Among the possibilities: Adam Rippon, 28, who won a bronze medal as part of the U.S. figure-skating team and gained even more attention among TV and social-media viewers with his outspoken and insightful comments in interviews.
“He’s really made a name for himself” and might have a future as a TV analyst, Sturner said. “People want to know, ‘What will he say next?’”
There’s also snowboarder Red Gerard, 17, who became the youngest American male to win gold at the Winter Games in 90 years, then flew home to appear on “Jimmy Kimmel Live!”
Some athletes have earned millions of marketing dollars from being an Olympian, such as U.S. swimmer Michael Phelps and Jamaican sprinter Usain Bolt, because they had superlative careers that spanned more than one Olympics.
“The commercial staying power is huge once you’ve performed at two consecutive Olympics,” said Greg Goldring, senior director of sports and entertainment at the Marketing Arm, a sports marketing agency.
The Pyeongchang games will enable established winter stars such as Shiffrin, 22, to add to their stable of sponsors as well. “This is a really great opportunity to build my legacy and build my brand,” Shiffrin told reporters before winning two medals, a gold and silver, in South Korea.
Shiffrin reportedly was earning at least $3 million a year before this year’s Olympics from endorsements.

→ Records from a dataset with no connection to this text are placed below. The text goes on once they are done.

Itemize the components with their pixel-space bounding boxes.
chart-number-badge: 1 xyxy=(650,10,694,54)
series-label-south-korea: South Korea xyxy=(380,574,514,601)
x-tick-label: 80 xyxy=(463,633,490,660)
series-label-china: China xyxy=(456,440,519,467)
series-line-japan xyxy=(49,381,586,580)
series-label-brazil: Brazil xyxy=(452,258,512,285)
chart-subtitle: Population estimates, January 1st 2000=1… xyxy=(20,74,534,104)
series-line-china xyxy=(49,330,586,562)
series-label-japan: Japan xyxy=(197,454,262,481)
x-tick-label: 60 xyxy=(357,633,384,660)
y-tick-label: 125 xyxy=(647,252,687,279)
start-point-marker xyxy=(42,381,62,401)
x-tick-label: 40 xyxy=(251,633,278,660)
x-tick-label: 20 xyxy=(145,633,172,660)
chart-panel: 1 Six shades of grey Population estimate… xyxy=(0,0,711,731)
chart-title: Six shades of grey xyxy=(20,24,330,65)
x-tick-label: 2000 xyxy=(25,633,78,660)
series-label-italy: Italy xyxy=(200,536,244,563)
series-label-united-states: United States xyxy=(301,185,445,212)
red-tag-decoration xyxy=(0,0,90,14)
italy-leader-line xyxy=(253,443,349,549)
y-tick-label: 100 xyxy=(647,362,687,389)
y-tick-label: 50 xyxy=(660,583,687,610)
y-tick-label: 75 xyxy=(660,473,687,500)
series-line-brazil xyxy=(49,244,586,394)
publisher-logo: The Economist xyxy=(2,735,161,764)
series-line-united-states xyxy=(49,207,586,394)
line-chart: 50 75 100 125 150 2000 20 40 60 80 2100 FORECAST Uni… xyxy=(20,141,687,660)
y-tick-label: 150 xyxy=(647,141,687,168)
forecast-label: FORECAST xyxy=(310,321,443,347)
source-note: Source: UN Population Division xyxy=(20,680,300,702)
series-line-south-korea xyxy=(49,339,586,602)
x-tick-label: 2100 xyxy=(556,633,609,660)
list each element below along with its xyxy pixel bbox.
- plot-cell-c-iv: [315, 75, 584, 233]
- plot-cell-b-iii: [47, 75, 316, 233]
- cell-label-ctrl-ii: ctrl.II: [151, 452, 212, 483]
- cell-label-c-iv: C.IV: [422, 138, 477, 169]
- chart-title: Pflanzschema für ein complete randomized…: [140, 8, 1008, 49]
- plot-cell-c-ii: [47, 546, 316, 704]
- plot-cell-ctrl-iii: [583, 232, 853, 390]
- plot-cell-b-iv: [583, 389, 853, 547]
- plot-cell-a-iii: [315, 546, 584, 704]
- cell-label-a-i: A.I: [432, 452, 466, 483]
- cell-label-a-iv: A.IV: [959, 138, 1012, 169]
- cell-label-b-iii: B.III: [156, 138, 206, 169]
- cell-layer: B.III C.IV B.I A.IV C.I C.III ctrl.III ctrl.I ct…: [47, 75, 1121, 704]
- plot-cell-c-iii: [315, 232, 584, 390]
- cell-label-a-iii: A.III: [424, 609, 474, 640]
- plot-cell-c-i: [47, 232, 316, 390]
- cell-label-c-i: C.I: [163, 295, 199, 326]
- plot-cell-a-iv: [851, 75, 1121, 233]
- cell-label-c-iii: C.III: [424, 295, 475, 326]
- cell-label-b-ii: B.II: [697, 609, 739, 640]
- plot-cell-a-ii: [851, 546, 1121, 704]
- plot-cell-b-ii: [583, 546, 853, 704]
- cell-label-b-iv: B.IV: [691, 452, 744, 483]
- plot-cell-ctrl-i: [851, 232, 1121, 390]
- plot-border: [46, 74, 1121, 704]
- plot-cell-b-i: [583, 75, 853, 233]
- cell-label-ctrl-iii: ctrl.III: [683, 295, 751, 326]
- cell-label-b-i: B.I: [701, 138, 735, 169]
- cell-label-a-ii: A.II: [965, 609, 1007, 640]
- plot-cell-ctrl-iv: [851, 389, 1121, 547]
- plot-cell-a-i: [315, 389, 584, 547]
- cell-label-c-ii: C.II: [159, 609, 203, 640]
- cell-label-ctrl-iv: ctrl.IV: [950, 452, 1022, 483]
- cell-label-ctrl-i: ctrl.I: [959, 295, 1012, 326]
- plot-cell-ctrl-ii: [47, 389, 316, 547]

Her sponsors include the Red Bull energy drink, Barilla pasta and Oakley sunglasses.
But most athletes don’t have much time to cash in on the Olympics. The window of opportunity to seal endorsement deals typically lasts only a few weeks after the games end and the “Olympics halo effect” wears off, marketing experts said.
Still, today’s athletes have one asset that wasn’t available a generation ago: Social media, which enables the Olympians to keep their presence — and their sponsors’ products and services — in front of a major audience year-round.
The likable Kim, for instance, had a relatively small Twitter following of about 15,000 before Pyeongchang. That number has soared to 331,000 since she won gold there.
Kim also has shown she’s savvy about helping her sponsors’ social-media reach. She intersperses her fun, personal tweets with ones about Visa’s “cool new payment technology” and photos that include Toyota vehicles in the background.
Even before South Korea, Kim’s stardom and brand power were rising. She was among the athletes in Forbes’ 2017 “30 Under 30” list of promising young sports figures. After winning her latest gold medal, she’s on the cover of the newest Sports Illustrated.
Some Olympic athletes use TV appearances to stay in the public’s eye and thus relevant with advertisers.
For instance, former Olympians such as soccer player Hope Solo, figure skater Kristi Yamaguchi and speed skater Apolo Anton Ohno have appeared on “Dancing with the Stars.”
Tara Lipinski and Johnny Weir, both former figure skating Olympians, have become popular analysts on NBC’s Olympics coverage. Other athletes, especially snowboarders, have a growing presence in online videos, some marketed by their sponsors.
White, the 31-year-old snowboarder who won his third gold medal in the men’s halfpipe this month in his fourth Olympics, exemplifies how much Kim and other Olympic stars can prosper if they stay relevant over many years.
Even before this year’s Olympics, White was the nation’s most prominent snowboarder and had endorsement deals with Oakley, Target Corp. and many other firms. His net worth, aided by real-estate ventures and other investments, is estimated between $20 million and $40 million, Time reported.
(There haven’t been any reports of White losing endorsement deals because of the bad publicity out of an Olympics news conference in which the athlete was questioned about a 2016 sexual harassment lawsuit, which White settled out of court.)
For most others, “even a high six-figure-a-year deal is unlikely in the off years between Olympics for any Olympian,” Goldring said. “And there are only a handful of athletes in the Olympics that can command seven-figure deals, winter or summer.”